You want the agent to be as capable as possible, which means giving it freedom to be creative within the constraints the infrastructure enforces. Not “don’t edit metrics files or else.” Just a wall that says “this is not a door.”

Agents don’t get worse when you add constraints. They get better. They stop wasting tokens on things they shouldn’t be doing and focus on the things only they can do: reading the data, spotting what’s off, proposing what to do about it.

The checklist

Next time you write a rule in a README, CLAUDE.md, or system prompt, ask two questions:

1. Can this move up the ladder?

Can it be injected context? (SessionStart)
Can it be a script? (deterministic output)
Can it be a hook? (pre-execution block)
Can it be a schema? (runtime validation)
Can it be a type? (compile-time guarantee)

2. Is it on a desire path?

Does it intercept something the agent already does (edit, commit, push)?
Or does the agent have to go out of its way to trigger it?

If it’s off the desire path, it’s a tool the agent can use. If it’s on the desire path, it’s a wall the agent can’t avoid. The second is always better.

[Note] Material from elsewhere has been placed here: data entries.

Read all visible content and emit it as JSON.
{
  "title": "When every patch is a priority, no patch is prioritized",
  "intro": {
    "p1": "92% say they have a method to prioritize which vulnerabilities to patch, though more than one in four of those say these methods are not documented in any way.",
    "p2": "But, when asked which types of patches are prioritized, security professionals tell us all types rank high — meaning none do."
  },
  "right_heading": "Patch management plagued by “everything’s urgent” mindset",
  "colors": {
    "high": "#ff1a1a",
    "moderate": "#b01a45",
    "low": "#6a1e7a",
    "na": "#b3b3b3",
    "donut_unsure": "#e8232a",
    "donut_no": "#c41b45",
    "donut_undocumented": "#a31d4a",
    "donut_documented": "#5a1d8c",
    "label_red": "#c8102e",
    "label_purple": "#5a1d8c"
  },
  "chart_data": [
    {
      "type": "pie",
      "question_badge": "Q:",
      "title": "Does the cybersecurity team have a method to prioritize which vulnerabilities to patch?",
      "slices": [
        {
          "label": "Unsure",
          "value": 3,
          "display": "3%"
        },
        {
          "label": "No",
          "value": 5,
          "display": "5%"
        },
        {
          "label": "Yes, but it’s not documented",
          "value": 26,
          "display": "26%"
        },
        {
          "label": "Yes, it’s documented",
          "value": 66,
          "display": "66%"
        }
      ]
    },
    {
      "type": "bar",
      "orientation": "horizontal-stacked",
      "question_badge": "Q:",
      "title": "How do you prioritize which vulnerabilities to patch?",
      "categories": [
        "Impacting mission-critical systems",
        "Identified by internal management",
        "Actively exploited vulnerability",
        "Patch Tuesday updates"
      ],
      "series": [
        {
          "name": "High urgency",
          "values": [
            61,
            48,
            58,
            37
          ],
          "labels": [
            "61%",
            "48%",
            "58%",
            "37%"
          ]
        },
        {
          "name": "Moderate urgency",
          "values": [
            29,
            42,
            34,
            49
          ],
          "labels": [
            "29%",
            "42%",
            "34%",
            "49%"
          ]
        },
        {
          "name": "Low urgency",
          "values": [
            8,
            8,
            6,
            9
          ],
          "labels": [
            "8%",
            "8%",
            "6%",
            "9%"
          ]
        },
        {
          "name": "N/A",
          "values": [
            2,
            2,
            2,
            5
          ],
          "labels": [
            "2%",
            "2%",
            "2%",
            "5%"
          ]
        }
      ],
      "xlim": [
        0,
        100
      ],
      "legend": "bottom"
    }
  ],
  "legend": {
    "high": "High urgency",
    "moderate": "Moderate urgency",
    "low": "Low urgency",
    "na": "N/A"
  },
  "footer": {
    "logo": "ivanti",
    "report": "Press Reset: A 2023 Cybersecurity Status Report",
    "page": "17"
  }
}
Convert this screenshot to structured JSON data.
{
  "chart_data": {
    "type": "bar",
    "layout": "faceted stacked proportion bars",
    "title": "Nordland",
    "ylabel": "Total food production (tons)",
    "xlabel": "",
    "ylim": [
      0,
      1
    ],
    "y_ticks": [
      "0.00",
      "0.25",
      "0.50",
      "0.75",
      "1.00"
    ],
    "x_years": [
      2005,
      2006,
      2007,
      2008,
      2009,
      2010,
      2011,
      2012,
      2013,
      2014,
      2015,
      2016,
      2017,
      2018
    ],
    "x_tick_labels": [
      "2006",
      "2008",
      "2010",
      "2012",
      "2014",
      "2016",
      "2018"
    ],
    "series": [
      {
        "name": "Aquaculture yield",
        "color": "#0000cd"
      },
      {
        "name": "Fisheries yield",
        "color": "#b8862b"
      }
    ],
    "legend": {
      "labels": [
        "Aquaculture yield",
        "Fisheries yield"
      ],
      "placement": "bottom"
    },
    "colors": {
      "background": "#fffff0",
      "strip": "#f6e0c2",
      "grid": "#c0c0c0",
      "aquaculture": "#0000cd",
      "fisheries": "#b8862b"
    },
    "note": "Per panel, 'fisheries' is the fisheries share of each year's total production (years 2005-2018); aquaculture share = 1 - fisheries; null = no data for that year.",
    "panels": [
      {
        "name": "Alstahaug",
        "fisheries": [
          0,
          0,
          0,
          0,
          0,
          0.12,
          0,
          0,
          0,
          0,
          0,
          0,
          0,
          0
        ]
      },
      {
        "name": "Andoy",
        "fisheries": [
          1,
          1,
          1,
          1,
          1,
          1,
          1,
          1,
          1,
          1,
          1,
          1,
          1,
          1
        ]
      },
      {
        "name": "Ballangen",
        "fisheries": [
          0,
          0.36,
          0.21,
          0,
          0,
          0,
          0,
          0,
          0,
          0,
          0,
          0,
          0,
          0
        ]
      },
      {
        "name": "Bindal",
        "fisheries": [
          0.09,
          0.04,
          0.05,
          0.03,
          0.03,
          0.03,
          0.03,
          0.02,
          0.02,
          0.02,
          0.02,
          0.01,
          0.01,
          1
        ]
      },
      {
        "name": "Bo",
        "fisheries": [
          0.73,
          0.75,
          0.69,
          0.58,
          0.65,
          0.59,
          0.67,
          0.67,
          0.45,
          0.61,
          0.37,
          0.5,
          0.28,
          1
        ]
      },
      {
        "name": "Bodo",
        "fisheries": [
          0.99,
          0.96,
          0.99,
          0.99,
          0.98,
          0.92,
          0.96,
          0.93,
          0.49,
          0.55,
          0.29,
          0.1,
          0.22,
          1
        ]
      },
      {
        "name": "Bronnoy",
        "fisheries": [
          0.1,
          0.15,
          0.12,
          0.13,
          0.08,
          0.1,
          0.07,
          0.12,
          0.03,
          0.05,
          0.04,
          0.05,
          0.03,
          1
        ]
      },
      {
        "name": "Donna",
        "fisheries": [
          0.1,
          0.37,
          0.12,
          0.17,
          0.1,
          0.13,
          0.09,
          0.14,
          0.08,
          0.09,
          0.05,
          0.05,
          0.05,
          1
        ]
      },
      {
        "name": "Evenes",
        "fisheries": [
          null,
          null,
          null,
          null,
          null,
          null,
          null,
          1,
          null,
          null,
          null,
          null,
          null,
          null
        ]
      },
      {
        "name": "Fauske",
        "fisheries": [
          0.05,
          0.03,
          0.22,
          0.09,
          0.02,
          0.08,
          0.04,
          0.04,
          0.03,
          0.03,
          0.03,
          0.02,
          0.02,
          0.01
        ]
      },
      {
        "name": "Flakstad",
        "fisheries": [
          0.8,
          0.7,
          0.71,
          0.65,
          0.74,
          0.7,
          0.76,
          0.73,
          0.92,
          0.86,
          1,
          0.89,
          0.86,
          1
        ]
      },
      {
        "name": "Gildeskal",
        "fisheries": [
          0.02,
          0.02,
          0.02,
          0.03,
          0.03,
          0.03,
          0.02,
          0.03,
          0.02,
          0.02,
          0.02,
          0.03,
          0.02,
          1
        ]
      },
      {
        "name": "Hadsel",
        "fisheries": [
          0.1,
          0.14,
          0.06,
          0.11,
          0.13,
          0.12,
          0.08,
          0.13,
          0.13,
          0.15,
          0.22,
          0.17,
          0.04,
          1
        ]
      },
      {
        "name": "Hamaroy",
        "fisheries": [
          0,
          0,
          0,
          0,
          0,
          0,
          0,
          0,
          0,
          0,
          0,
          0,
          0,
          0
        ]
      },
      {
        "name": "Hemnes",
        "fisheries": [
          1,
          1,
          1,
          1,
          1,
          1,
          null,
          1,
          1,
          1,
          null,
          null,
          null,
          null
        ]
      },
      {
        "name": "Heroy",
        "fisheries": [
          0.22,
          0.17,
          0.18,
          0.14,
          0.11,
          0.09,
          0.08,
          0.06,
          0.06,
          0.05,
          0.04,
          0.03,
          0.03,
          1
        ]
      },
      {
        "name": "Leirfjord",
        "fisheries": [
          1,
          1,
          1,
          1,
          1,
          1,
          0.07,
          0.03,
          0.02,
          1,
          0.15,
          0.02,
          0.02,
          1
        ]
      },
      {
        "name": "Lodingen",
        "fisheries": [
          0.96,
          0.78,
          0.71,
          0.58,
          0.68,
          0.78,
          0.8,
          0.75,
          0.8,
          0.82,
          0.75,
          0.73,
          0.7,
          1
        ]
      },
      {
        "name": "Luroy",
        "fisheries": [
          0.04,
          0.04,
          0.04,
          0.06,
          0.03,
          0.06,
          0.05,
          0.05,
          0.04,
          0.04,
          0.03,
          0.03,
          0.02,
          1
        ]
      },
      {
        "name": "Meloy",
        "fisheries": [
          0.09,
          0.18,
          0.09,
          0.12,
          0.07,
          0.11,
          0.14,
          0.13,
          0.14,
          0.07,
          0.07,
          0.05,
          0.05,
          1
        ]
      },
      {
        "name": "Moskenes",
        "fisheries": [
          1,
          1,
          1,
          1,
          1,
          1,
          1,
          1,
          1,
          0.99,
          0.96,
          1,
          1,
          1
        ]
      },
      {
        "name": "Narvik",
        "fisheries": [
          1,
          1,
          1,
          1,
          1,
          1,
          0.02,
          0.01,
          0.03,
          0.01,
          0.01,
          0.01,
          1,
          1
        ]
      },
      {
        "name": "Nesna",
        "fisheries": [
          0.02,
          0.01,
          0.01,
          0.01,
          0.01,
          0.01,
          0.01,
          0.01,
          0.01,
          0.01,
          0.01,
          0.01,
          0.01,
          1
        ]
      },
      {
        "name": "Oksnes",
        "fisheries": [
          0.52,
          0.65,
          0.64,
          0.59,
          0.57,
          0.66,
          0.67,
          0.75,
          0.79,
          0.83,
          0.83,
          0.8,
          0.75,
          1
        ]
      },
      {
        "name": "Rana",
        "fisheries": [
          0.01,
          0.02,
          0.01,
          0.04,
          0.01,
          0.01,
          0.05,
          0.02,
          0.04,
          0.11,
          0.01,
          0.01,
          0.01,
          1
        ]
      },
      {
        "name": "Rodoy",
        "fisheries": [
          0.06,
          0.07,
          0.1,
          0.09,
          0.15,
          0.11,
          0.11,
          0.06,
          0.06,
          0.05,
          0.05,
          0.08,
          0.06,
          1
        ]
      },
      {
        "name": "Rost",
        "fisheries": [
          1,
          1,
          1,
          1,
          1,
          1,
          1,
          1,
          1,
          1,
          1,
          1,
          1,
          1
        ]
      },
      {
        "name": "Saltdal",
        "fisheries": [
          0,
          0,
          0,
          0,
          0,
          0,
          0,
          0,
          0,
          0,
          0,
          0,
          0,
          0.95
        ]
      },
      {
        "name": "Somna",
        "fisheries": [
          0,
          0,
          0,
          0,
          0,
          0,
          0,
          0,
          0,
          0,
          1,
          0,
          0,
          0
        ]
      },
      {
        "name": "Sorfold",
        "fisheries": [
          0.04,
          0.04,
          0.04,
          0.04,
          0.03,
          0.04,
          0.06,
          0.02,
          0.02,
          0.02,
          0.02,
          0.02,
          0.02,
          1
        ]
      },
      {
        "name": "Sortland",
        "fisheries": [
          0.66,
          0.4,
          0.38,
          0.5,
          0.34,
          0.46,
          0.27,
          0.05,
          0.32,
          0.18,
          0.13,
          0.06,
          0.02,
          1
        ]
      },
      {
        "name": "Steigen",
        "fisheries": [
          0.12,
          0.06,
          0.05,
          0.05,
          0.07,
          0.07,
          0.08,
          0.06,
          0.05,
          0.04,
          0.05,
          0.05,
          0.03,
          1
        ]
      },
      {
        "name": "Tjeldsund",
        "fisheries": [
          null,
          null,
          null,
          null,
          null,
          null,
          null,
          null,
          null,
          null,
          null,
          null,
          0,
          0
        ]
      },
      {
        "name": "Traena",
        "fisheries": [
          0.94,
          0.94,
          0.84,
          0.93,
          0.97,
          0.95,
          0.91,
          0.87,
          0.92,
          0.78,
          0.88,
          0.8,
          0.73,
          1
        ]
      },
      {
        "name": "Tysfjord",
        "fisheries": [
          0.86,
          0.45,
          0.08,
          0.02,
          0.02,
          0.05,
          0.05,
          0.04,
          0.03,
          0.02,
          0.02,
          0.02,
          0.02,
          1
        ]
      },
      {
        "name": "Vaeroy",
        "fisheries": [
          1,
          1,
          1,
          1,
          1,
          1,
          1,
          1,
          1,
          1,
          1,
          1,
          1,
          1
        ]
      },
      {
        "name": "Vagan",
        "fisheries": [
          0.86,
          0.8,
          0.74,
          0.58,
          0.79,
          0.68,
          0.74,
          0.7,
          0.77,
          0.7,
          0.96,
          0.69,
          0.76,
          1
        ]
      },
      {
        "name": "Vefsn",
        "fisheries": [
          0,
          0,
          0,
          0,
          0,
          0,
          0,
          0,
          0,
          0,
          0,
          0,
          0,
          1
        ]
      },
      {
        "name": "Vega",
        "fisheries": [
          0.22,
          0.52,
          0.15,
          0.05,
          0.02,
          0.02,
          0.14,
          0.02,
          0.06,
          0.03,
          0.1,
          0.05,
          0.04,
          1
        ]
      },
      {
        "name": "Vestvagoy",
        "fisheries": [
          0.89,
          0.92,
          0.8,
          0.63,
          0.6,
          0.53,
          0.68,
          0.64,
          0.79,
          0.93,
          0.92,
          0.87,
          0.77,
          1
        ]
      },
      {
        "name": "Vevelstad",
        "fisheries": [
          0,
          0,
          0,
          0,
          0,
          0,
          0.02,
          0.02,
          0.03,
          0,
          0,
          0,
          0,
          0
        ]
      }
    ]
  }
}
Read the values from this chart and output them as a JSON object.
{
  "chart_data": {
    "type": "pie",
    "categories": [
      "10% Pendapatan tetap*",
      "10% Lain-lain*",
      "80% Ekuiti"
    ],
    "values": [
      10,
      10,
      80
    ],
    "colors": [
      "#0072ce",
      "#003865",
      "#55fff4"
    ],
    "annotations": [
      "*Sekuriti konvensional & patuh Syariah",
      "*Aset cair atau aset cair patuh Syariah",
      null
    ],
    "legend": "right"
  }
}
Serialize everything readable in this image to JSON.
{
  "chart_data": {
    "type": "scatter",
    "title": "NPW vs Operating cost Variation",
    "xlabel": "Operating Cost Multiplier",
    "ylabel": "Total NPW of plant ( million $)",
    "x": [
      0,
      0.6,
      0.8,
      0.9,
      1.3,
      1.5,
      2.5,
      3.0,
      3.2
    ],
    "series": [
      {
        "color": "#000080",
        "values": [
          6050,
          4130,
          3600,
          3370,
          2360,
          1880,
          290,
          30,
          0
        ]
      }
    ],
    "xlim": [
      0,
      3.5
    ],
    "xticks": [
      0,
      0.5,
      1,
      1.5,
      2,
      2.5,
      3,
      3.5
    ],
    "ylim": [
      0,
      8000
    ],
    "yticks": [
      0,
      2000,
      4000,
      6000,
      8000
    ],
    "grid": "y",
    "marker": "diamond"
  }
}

A pnpm validate script is good. A pre-commit hook that runs pnpm validate is better. Same code, same schema, but now it’s unavoidable because committing is a desire path.

If yes to either question, move the rule there. The prose version is a bug report. It means your infra has a gap.

Save prose for the things that are genuinely judgment calls:

“Prioritize by urgency × impact / effort.”
“Write in my voice, direct, no corporate speak.”
“If two domains tie, pick the one with more dependents.”

Those belong in prose because they’re genuinely fuzzy. Everything else is infrastructure waiting to be born.